The system/application performance metrics to monitor that will give you an idea of model performance include:

- CPU/GPU utilization when the model is computing predictions on incoming data from each API call; tells you how much your model is consuming per request.
- Memory utilization for when the model caches data or input data is cached in memory for faster I/O performance.
- Number of failed requests by an event/operation.
- Total number of API calls.
- Response time of the model server or prediction service.
- System reliability: infrastructure and network uptime,...



## Pipelines

Monitor the health of your data and model pipeline. Unhealthy data pipelines can affect data quality, and your model pipeline leakages or unexpected changes can easily generate negative value.



### Data pipelines

Monitoring the health of data pipelines is extremely crucial because data quality issues can arise from bad or unhealthy data pipelines. This especially is extremely tricky to monitor for your IT Ops/DevOps team and may require empowering your data engineering/DataOps team to monitor and troubleshoot issues.

It also has to be a shared responsibility. Work with your DataOps team, communicate what your model expects, and the team will tell you what the output of their data pipeline is—this can help you tighten up your system and drive positive results.
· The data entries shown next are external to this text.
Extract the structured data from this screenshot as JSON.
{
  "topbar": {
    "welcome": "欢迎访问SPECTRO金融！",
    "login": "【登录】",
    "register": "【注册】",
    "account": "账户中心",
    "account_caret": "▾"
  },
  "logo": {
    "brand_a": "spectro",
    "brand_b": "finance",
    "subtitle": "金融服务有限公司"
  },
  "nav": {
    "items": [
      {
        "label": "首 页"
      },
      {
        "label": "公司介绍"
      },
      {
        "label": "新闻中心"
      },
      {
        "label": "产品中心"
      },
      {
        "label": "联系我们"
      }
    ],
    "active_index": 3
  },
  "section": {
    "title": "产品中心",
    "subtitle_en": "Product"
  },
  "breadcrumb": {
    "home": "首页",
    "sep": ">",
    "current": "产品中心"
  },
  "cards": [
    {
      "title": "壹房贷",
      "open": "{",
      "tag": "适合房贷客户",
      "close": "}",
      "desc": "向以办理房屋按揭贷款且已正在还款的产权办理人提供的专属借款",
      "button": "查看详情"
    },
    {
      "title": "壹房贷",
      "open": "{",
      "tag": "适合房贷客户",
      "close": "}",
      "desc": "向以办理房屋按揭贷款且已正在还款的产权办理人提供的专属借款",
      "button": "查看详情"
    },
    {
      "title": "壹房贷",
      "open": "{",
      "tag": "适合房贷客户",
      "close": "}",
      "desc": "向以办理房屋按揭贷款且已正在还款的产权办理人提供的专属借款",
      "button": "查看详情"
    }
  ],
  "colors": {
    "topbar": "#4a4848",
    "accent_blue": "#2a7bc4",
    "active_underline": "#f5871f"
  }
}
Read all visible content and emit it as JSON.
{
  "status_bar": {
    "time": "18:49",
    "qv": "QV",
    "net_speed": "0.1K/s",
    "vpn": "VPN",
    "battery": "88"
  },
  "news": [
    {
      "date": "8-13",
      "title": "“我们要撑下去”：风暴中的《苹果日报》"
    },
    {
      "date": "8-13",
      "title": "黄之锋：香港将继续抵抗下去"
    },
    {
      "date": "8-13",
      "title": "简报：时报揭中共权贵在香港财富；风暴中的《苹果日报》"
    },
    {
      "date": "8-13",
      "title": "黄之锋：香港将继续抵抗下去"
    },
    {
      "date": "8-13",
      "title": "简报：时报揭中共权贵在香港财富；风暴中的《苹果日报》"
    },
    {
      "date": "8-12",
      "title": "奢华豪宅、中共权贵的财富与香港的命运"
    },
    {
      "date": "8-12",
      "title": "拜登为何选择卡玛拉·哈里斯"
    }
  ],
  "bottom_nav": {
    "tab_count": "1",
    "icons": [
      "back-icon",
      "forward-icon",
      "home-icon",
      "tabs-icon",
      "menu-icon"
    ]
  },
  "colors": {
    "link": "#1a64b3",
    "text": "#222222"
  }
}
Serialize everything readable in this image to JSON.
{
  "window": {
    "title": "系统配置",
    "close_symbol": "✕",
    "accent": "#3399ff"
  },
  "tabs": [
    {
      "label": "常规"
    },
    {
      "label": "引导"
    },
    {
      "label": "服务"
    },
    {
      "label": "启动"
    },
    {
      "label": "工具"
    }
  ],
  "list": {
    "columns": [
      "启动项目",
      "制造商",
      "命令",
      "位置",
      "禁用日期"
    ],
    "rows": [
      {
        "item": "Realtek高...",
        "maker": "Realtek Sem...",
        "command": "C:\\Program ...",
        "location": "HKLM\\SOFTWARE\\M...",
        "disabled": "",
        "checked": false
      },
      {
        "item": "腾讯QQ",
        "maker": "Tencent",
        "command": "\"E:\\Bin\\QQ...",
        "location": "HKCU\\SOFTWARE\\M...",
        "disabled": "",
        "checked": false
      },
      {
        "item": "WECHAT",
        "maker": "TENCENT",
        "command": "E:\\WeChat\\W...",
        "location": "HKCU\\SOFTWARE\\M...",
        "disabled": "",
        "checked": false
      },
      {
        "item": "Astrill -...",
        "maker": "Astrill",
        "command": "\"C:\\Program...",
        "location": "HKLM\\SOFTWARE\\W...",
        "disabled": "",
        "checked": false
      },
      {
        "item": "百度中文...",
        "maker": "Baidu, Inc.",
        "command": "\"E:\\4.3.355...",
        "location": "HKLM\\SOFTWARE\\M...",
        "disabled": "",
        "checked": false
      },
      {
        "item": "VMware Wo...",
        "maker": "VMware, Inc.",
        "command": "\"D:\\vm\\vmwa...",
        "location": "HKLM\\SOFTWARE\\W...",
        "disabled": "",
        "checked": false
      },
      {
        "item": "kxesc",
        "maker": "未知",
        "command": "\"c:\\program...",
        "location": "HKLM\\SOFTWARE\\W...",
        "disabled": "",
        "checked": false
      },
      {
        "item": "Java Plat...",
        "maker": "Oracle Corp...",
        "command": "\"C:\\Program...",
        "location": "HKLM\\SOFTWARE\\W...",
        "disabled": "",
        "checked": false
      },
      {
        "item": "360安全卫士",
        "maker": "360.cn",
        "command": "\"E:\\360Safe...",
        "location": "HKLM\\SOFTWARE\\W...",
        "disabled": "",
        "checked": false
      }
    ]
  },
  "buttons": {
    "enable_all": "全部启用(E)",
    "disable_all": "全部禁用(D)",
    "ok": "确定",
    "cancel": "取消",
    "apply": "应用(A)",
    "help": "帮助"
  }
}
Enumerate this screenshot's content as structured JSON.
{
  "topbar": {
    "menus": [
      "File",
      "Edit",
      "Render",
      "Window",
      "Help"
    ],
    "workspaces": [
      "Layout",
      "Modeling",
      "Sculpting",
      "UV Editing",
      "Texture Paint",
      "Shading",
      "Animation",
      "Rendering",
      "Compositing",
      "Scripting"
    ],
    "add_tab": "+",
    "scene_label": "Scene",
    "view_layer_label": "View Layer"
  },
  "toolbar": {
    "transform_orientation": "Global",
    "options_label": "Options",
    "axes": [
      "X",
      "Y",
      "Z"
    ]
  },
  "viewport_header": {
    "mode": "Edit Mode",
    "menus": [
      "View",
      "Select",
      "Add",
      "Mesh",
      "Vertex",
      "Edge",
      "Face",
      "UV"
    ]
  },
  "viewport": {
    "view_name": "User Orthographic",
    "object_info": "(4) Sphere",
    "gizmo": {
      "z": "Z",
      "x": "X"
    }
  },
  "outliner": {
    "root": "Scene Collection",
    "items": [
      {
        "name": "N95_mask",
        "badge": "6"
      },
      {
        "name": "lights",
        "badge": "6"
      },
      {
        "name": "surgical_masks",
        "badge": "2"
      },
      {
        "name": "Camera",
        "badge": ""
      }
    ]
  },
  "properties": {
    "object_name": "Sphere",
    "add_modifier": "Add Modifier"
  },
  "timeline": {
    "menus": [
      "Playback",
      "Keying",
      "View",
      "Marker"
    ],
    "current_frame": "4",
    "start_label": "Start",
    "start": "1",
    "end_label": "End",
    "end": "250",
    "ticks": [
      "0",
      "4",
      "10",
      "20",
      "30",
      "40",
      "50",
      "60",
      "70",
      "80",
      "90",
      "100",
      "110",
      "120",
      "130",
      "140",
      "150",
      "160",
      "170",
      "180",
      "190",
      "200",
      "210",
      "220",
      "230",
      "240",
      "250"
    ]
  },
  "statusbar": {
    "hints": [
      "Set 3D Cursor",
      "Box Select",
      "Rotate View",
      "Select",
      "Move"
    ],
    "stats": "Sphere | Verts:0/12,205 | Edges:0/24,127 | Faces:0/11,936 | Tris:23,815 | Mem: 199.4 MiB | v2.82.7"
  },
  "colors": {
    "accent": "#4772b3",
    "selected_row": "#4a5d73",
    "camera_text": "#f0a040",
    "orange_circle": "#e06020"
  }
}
If you’re charged with the responsibility of monitoring your data pipeline, here are some metrics and factors you may want to track:

- __Input data__ – are the data and files in the pipeline with the appropriate structure, schema, and completeness? Are there data validation tests and checks in place so that the team can be alerted in case of an oddity in ingested data? Monitor what comes into the data pipeline to keep it healthy.
- __Intermediate workflow steps__ – are the inputs and outputs of every task and flow in the DAG as expected, in terms of the number of files and file types? How long does a task take to run in the pipeline? This could be the data preprocessing task, or the validation task, or even the data distribution monitoring task.
- __Output data__ – is the output data schema as expected by the machine learning model in terms of features and feature embeddings? What’s the typical file size expected from an output file?
- __Data quality metrics__ – tracking the statistical metrics according to the data that flows in. This could be basic statistical properties of the data such as mean, standard deviation, correlation, and so on, or distance metrics (such as KL divergence, Kolmogorov-Smirnov statistic). The statistical metric used will be mostly dependent on the dimension of data expected; a couple of features or several features.
- __Scheduled run time__ of a job, actual run time, how long it took to run, and the state of the job (successful, or failed job?).



### Model pipeline

You want to track crucial factors that can cause your model to break in production after retraining and being redeployed. This includes:

- Dependencies – you don’t want a situation where your model was built with Tensorflow 2.0 and a recent dependency update by someone else on your team that’s bundled with Tensorflow 2.4 causes part of your retraining script to fail. Validate the versions of each dependency your model runs on and log that as your pipeline metadata, so dependency updates that cause failure can be easier to debug.
- The actual time a retraining job was triggered, how long it took the retraining job to run, resources usage of the job, and the state of the job (successfully retrained and redeployed model, or failed?).



## Cost

You need to keep an eye out for how much it’s costing you and your organization to host your entire machine learning application, including data storage and compute costs, retraining, or other types of orchestrated jobs. These costs can add up fast, especially if they’re not being tracked. Also, it takes computational power for your models to make predictions for every request, so you also need to track inference costs.